7Le "oui" pourrait-il l'emporter ?

En 2020, les sondages ont donné le "yes" gagnant plusieurs mois durant. Mais la pandémie de Covid-19, ainsi que les difficultés rencontrées par Nicola Sturgeon en 2021, notamment avec son ancien mentor et précédent Premier ministre Alex Salmond, ont contribué à faire baisser ces chiffres. Le "oui" plafonne désormais à 50%, avec une part des indécis toujours très importante. Difficile, dès lors, de dire où en sera l'opinion écossaise d'ici quelques années. 

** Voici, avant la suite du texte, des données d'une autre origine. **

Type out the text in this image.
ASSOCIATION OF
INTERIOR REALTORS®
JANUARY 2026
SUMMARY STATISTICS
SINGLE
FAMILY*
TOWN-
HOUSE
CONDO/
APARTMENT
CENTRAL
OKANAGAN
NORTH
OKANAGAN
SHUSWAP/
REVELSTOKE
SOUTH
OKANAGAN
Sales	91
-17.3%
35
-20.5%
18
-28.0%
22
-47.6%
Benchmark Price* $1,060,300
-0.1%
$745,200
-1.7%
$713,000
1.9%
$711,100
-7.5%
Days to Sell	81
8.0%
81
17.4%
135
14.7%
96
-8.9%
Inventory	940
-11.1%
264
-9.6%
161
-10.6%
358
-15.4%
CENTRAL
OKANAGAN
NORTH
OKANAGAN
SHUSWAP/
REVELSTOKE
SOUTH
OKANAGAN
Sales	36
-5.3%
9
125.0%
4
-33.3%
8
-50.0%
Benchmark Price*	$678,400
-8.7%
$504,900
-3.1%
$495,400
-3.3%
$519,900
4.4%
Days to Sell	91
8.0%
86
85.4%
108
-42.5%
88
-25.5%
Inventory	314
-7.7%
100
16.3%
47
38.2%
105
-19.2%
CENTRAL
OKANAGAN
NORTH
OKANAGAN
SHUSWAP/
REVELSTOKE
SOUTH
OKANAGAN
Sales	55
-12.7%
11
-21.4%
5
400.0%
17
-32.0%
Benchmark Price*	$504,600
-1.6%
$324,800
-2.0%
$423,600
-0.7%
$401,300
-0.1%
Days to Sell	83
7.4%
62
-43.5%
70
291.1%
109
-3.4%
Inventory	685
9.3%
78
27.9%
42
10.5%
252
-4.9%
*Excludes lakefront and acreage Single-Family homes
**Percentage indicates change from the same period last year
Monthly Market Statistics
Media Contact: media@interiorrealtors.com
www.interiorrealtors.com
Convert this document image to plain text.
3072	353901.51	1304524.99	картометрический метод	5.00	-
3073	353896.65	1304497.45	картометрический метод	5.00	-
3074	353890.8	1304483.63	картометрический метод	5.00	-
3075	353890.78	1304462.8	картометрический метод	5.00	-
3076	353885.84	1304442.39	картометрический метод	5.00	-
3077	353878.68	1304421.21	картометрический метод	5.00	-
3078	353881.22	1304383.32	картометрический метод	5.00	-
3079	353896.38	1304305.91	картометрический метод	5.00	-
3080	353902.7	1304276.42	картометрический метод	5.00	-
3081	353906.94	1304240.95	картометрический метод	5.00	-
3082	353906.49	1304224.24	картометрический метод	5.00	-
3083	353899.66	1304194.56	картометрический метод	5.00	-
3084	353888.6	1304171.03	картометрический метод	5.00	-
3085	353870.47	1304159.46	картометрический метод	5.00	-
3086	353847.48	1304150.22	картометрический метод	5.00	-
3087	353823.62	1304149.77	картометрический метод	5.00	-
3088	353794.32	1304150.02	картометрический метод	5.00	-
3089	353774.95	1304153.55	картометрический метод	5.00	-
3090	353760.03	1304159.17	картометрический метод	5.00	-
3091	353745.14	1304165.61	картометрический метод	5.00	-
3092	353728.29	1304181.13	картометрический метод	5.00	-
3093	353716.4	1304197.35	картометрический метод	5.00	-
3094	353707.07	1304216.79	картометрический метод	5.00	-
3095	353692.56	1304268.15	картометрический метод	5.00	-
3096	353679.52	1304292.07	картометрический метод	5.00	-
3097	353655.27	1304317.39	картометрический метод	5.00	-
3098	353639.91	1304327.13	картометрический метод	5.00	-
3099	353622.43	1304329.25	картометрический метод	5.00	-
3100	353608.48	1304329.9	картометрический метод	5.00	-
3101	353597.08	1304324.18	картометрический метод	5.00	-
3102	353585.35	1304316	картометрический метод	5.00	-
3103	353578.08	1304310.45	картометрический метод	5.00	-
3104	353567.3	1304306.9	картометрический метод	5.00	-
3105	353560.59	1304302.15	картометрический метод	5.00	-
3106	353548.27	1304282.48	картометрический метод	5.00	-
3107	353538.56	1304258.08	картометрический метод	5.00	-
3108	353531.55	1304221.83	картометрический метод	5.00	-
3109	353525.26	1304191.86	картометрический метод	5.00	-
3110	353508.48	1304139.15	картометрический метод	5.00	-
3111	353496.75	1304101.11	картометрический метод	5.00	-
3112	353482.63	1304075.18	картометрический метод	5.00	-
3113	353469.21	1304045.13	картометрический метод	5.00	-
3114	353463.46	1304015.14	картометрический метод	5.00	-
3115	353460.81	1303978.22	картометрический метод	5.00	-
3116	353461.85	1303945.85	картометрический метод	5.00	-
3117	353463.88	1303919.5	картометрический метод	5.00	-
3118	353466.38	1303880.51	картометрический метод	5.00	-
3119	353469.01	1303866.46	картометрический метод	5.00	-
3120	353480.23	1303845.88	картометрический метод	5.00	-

Pour convaincre les électeurs du bien-fondé de sa proposition de divorce, le SNP devra en tout cas proposer un plan crédible en matière d'économie. "Ce sera la clé, confirme Coree Brown Swan. Il faudrait une réponse claire sur la question de la frontière avec le Royaume-Uni, ainsi que sur la future monnaie de l'Ecosse." Avec le Brexit, et l'incertitude qu'il entraîne au Royaume-Uni, certains anciens électeurs du "no", pourraient être tentés de dire "yes" à un "Scotxit"

"En 2014, les pro-union expliquaient qu'en restant dans le Royaume-Uni, les Ecossais restaient également dans l'UE. Mais là, quitter le Royaume-Uni ramènera l'Ecosse au sein de l'UE. Ceux qui ont à perdre économiquement pourraient changer d'avis."

Mujtaba Rahman

analyste à l'Eurasia Group, à franceinfo

Le référendum pourrait de toute façon se jouer sur un autre facteur que les questions économiques. "Dans le cas du Brexit, le choix s'est fait au niveau émotionnel et non rationnel", explique Mujtaba Rahman. Selon l'analyste, le Brexit a gagné "parce qu'il s'adressait au cœur, et pas à l'esprit". La même chose pourrait bien arriver lors d'un vote sur l'indépendance de l'Ecosse. "Il est très dur, désormais, de faire un argument émotionnel en faveur de l'union, note Coree Brown Swan. La réponse ne peut pas être simplement de mettre des drapeaux sur tout."

Qu'ils soient réalistes ou non, les arguments des indépendantistes sont limpides. Libérée du joug de Londres, disent-ils, l'Ecosse redeviendrait membre de l'UE, même si un retour dans l'union ne serait pas automatique, et s'inspirerait des démocraties du nord de l'Europe pour prendre son envol. En face, Boris Johnson se borne pour l'instant à rappeler que le Royaume-Uni est "plus fort ensemble". Soit exactement le genre d'argument utilisé par le camp pro-UE lors du référendum britannique de 2016. On connaît la suite.

* Ces liens renvoient vers des contenus en anglais.